Personal projects

I have a lot of small personal projects that never see the light of day (as do a lot of other programmers). Here is an overview of the projects which I did put online.

CSV Sorting

Sorting CSV files which do not fit into memory with a bunch of options. See my blogpost for more info.

Annotation tool

I created an PDF annotation tool that runs locally and stores annotations in a structured way. It is meant for natural language projects, in which PDF files are all you have. This is very much inspired by larger online annotation tools, but this one is offline and should run without too much memory consumption (viewing PDF is sadly a heavy task in and of itself).

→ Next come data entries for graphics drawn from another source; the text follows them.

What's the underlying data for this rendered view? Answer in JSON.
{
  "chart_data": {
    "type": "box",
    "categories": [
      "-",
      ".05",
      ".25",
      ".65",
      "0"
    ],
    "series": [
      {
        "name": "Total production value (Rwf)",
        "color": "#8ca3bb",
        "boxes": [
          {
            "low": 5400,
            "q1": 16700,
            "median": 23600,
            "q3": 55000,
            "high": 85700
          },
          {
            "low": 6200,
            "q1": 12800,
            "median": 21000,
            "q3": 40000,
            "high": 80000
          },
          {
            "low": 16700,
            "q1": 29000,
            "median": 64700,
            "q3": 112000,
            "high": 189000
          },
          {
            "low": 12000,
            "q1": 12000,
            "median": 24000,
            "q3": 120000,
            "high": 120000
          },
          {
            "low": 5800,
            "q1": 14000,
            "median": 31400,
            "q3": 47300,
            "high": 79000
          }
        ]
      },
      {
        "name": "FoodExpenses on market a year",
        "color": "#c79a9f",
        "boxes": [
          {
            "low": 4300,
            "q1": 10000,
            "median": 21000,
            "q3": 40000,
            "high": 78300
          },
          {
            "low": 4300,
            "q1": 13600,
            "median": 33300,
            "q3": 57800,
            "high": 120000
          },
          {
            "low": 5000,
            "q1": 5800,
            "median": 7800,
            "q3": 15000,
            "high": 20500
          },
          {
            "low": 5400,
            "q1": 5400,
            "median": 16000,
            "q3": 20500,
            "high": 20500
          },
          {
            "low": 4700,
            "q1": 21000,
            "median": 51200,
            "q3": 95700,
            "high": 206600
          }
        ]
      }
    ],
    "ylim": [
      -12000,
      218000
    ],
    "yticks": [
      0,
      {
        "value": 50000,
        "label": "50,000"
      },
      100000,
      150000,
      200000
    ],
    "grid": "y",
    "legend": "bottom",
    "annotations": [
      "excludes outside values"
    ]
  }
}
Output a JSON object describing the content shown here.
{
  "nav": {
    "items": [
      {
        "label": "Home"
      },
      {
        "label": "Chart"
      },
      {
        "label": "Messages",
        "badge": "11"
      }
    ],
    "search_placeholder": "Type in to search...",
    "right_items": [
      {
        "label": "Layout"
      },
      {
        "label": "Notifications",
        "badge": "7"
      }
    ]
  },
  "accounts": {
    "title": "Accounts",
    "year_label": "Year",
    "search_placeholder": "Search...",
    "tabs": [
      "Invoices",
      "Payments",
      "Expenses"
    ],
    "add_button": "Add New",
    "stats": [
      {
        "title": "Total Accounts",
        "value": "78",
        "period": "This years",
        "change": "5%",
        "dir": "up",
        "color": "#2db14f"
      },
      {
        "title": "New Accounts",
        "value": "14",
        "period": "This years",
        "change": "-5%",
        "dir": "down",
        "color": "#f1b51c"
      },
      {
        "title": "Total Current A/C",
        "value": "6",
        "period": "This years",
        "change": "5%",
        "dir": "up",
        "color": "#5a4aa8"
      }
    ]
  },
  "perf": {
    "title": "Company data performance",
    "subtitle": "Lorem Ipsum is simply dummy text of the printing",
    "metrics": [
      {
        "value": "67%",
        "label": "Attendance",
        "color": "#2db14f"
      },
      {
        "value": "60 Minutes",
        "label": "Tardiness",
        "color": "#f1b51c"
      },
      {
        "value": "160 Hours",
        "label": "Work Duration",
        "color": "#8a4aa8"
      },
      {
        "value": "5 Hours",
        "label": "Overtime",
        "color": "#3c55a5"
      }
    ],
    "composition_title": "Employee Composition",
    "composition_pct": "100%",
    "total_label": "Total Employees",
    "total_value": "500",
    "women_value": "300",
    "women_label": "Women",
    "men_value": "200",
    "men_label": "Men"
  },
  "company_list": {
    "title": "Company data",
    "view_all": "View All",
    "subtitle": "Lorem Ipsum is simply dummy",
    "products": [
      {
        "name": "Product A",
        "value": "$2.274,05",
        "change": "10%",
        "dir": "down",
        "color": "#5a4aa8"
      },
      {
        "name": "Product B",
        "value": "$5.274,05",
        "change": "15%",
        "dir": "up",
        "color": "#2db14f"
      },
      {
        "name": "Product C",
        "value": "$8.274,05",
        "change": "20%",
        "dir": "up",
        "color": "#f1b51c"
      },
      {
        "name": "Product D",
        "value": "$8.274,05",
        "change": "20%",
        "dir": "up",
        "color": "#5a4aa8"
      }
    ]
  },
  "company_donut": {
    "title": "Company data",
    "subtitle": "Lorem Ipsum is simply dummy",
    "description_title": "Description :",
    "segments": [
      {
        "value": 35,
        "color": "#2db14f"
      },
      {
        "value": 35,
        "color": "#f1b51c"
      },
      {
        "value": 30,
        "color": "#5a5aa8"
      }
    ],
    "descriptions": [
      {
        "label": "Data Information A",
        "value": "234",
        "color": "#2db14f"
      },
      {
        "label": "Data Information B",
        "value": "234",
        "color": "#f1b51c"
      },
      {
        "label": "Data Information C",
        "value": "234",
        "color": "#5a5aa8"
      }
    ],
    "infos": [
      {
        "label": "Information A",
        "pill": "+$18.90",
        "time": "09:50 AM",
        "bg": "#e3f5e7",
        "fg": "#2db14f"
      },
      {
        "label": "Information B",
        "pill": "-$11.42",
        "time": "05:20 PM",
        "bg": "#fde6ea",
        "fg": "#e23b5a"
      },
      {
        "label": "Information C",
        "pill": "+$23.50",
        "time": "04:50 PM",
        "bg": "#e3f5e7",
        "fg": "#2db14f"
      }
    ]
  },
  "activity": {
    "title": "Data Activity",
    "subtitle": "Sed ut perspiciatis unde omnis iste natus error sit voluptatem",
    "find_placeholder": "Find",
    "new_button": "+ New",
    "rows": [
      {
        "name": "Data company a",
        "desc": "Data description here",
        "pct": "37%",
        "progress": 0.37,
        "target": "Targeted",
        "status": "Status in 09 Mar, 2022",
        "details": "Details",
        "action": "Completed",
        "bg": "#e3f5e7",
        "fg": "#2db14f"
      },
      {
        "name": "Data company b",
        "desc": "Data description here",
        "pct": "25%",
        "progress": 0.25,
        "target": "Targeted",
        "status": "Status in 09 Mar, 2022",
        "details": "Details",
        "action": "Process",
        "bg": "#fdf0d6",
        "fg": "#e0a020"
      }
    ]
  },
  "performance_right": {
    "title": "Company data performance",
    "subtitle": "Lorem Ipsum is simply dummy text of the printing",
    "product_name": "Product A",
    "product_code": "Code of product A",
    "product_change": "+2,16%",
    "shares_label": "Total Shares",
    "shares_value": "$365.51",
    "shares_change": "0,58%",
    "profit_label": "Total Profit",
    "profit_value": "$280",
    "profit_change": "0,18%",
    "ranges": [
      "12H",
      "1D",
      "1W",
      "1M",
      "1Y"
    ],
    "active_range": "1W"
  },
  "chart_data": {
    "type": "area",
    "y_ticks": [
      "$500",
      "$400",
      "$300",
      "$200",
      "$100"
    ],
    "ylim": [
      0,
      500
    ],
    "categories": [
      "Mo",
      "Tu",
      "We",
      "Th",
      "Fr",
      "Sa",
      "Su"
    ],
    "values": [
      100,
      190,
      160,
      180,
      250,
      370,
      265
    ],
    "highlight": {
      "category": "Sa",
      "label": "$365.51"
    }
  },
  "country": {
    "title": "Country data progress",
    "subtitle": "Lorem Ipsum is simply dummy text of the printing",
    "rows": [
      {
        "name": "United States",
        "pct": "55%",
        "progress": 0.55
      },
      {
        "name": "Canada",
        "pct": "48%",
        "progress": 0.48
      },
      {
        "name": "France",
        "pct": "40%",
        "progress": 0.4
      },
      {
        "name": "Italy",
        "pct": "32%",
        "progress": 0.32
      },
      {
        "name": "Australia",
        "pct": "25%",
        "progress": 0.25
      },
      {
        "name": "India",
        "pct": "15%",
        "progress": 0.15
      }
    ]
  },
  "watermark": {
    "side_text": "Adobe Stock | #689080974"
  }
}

The result can be found here, with a bunch of suggestions for more supported solutions. I would suggest using one of the alternatives since a lot has changed in this space.

Why: I want to use a simple and low-resources annotation tool. And in the meantime learn a bit about Vala, the forgotten language to interface with GTK easily. I also got to toy with packaging the application for Fedora and Debian/Ubuntu.

Duplicity backup view

A silly project to scratch a weird need. With this tool, you can browse the output of a "show all files in a duplicity backup" command. There is a very basic file browser interface using python curses. And a very basic shell like environment with just a few options.

Why: I wanted to know what files were in an old backup (without knowing how they are called, else I would use grep, or knowing how many files there should be). Furthermore, it is fun to learn about curses and try to create a terminal user interface (TUI).